The eruption began at 3:15 p.m. (2:15 p.m. GMT) on a wooded slope in Cumbre Vieja National Park on Sunday, the government said.
Cumbre Vieja is one of the most active volcanic regions in the Canaries and the eruption comes after a week-long build-up of seismic activity, prompting authorities to evacuate thousands of people from neighboring settlements.
As night fell, video footage showed lava fountains projecting hundreds of feet into the sky and at least three glowing orange rivers of molten rock pouring down the hill, tearing through woods and farmland and spreading as they reached the lower lands.
A stream, several hundred meters long and tens of meters wide, crossed a road and began to engulf scattered houses in the evacuated village of El Paso. Video footage shared on social media, which Reuters news agency could not verify, showed lava entering a house.
“When the volcano erupted today, I was scared. For journalists it is something spectacular, for us it is a tragedy. I think the lava has reached the houses of some parents, ”local resident Isabel Fuentes, 55, told Spanish television TVE.
The last eruption dates from 1971.
“I was five years old when the volcano last erupted. You never recover from a volcanic eruption, ”added Fuentes, who said she moved to another house on Sunday for her safety.
” Stay home “
Canary Islands President Angel Victor Torres told a press conference on Sunday evening that 5,000 people had been evacuated and that no injuries had been reported so far.
“It is not foreseeable that someone else will have to be evacuated. The lava moves towards the coast and the damage will be material. According to experts, there are around 17 to 20 million cubic meters (55.7 to 65 cubic feet) of lava, ”he said.
Flights to and from the Canaries were continuing normally, the airport operator Aena said.
Spain’s Prime Minister Pedro Sanchez has delayed a trip to the United Nations to visit La Palma, the archipelago’s most northwestern island, arriving late Sunday.

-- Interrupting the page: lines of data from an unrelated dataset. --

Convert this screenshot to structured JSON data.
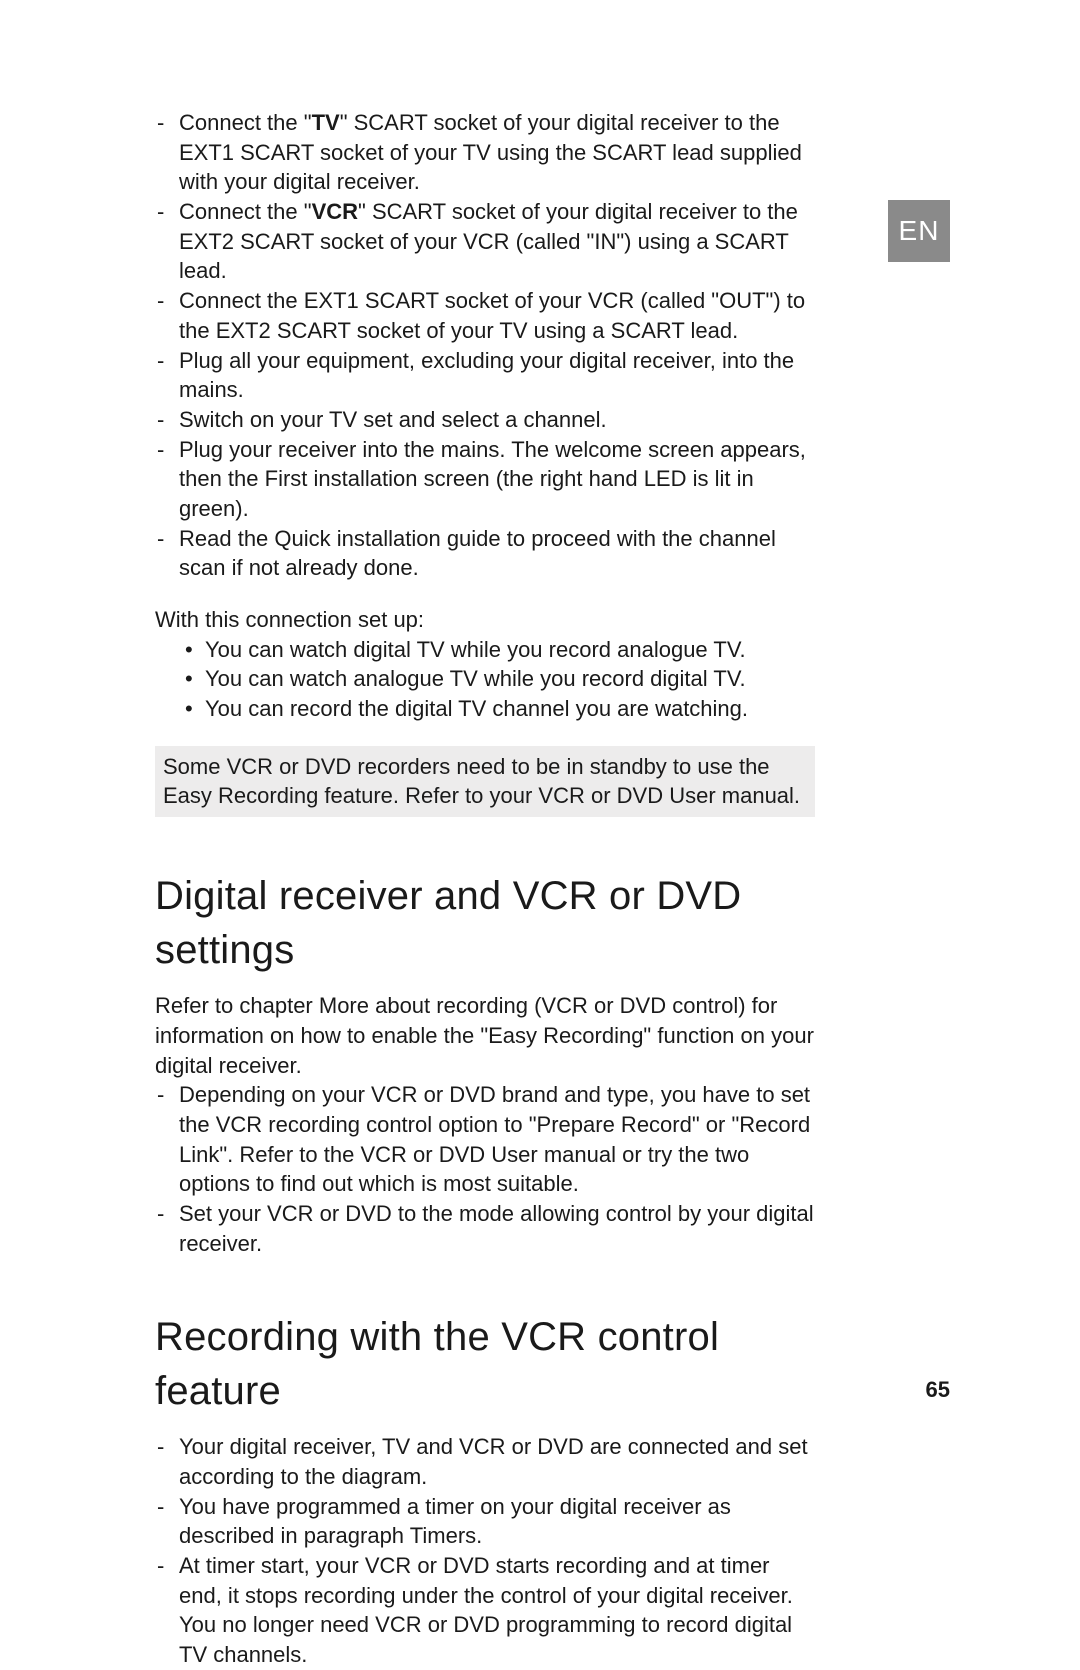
{
  "lang_tab": "EN",
  "page_number": "65",
  "intro_list": [
    {
      "pre": "Connect the \"",
      "bold": "TV",
      "post": "\" SCART socket of your digital receiver to the EXT1 SCART socket of your TV using the SCART lead supplied with your digital receiver."
    },
    {
      "pre": "Connect the \"",
      "bold": "VCR",
      "post": "\" SCART socket of your digital receiver to the EXT2 SCART socket of your VCR (called \"IN\") using a SCART lead."
    },
    {
      "text": "Connect the EXT1 SCART socket of your VCR (called \"OUT\") to the EXT2 SCART socket of your TV using a SCART lead."
    },
    {
      "text": "Plug all your equipment, excluding your digital receiver, into the mains."
    },
    {
      "text": "Switch on your TV set and select a channel."
    },
    {
      "text": "Plug your receiver into the mains. The welcome screen appears, then the First installation screen (the right hand LED is lit in green)."
    },
    {
      "text": "Read the Quick installation guide to proceed with the channel scan if not already done."
    }
  ],
  "connection_intro": "With this connection set up:",
  "connection_bullets": [
    "You can watch digital TV while you record analogue TV.",
    "You can watch analogue TV while you record digital TV.",
    "You can record the digital TV channel you are watching."
  ],
  "note_box": "Some VCR or DVD recorders need to be in standby to use the Easy Recording feature. Refer to your VCR or DVD User manual.",
  "section1": {
    "title": "Digital receiver and VCR or DVD settings",
    "para": "Refer to chapter More about recording (VCR or DVD control) for information on how to enable the \"Easy Recording\" function on your digital receiver.",
    "list": [
      "Depending on your VCR or DVD brand and type, you have to set the VCR recording control option to \"Prepare Record\" or \"Record Link\". Refer to the VCR or DVD User manual or try the two options to find out which is most suitable.",
      "Set your VCR or DVD to the mode allowing control by your digital receiver."
    ]
  },
  "section2": {
    "title": "Recording with the VCR control feature",
    "list": [
      "Your digital receiver, TV and VCR or DVD are connected and set according to the diagram.",
      "You have programmed a timer on your digital receiver as described in paragraph Timers.",
      "At timer start, your VCR or DVD starts recording and at timer end, it stops recording under the control of your digital receiver. You no longer need VCR or DVD programming to record digital TV channels."
    ]
  }
}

“We have all the resources (to deal with the eruption) and all the troops, the citizens can sleep peacefully,” he said.
Stavros Meletlidis, a volcanologist at the Spanish Geographical Institute, said the eruption tore five holes in the hill and he could not know how long it would last.
“We have to measure the lava every day and that will help us determine that. “
The first recorded eruption in La Palma dates back to 1430, according to the Spanish National Geographical Institute (ING).